In the study, published today (May 13) in the Journal of the American Heart Association, the researchers reviewed data collected from more than 16,000 adults age 50 and older who had never had a stroke.

Every two years during the 12-year study, researchers interviewed the men and women, to evaluate their symptoms of depression and to find out whether they'd had a stroke.

For each participant, the researchers compared the results from two successive interviews to determine whether the person showed any signs of depression, and whether their symptoms increased, decreased or remained high, meaning they had three or more symptoms of the condition.
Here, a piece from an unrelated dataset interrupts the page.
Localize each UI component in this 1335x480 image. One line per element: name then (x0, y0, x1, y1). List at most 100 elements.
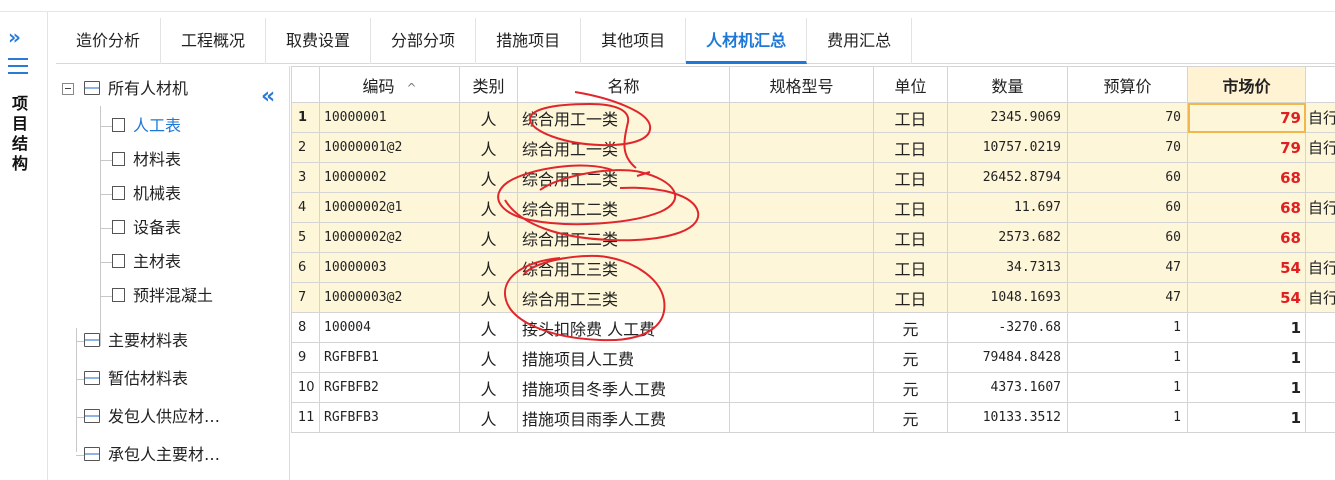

Nearly 1,200 strokes were reported among study participants over the 12-year study period, although the researchers noted that they did not keep track of the type of strokes that occurred. [7 Ways Depression Differs in Men and Women]

A stroke occurs when a blood vessel in the brain is either blocked by a clot, or bursts. Strokes are the fifth-leading cause of death in the United States and kill nearly 130,000 Americans each year, according to the Centers for Disease Control and Prevention.

The new findings also showed that people who had symptoms of depression at one interview but not at the next one — which suggests they underwent treatment for depression, or that the condition resolved on its own — still had a 66 percent higher risk of stroke than adults without depression.

This was a surprising finding, Gilsanz told Live Science. The researchers had expected that once a person's symptoms of depression diminished, their risk of stroke would decline as well. But instead, the researchers found that people's stroke risk remained elevated for at least two years afterward.

"It is possible that changes in depressive symptoms seem to take more than two years to influence the risk of stroke," Gilsanz said.